The following June 23, while returning to the base with her fellow female search team, a suicide bomber crashed his car into their cargo truck killing her along with Petty Officer 1st Class Regina Clark, 43, from Centralia, Wash. and Lance Cpl. Holly Charette, 21, from Cranston, R.I. Also killed were the truck’s assistant driver and machine-gunner. Seven other members of her search team were badly burned or wounded.

The follow-up investigation of this tragedy was particularly disturbing. The search team was sent off in a vehicle with inadequate armor and security was lacking with only two Humvees along as support (local Marine commander left base with four). Most egregious, the lead Humvee driver waved the assassin to the side of the road instead of having him drive ahead-the common procedure given past experiences with car bombers. The cargo truck was a sitting duck. In light of the above, the attack never should have happened.

And so, three days before her 21st birthday, Marine Corporal Ramona (Madelyn to friends) Valdez, the native of the Dominican Republic who dreamed of becoming a Pennsylvania State Trooper and attending a four-year college after mustering out, perished in a fiery explosion. She was supposed to have been sent stateside in May. Her birthday presents, a box of candies, card and SAT books, were in transit as she took her last breath. On June I, 2007, a Marine training facility was named after the heroic Corporal.

As I wrote this, I couldn’t help but think of the single mothers and their daughters who recently fled homelands rife with violence and futureless tomorrows to make the arduous, dangerous journey north in search of asylum and a new beginning in the country whose rise to world prominence was due in no small part to its immigrant population. Imagine their shock when after arriving at what they believed to be “heaven’s gates,” their children were ripped from their arms and sent to what for them was a veritable hell from which they might never escape. As bad as the forced removal of Japanese-Americans during World War II was, at least the families weren’t separated. I wondered how many potential Ramonas would never have the opportunity to follow in her path.

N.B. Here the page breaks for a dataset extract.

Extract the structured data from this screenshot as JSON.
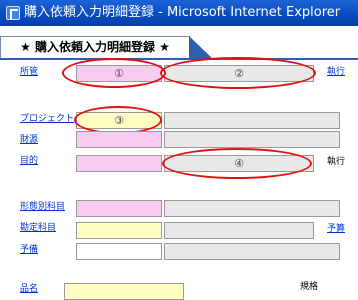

I wondered where (or if) I would be if my father had been ripped from my Slovenian grandmother’s arms before she passed through the portals of Ellis Island.

Ramona Valdez, the quintessential example of what an immigrant child can do given the chance, is a great role model not only for my granddaughters and nieces and their friends but also for the rest of us. Who wouldn’t want to possess her work ethic, her sense of responsibility, her ability to set a goal and have the willingness to sacrifice whatever it takes to achieve it; to be blessed with empathy and compassion and kindness when dealing with others? Perhaps most importantly, Ramona understood the importance of making the right choice — of taking the time to think before doing. How many of us whose lives are littered with the residue of bad choices regret not having possessed that ability?

By working to instill Ramona’s attributes in our children, we’d be honoring her memory and helping to guarantee that her death was not in vain. In the process, not only would our children become better persons, but so too might we. Rest in peace Cpl. Valdez — an immigrant’s child who died for her adopted country while living her dream. Semper Fi.

Ray Lenarcic is a 1965 State University of New York at Fredonia graduate and is a resident of Herkimer.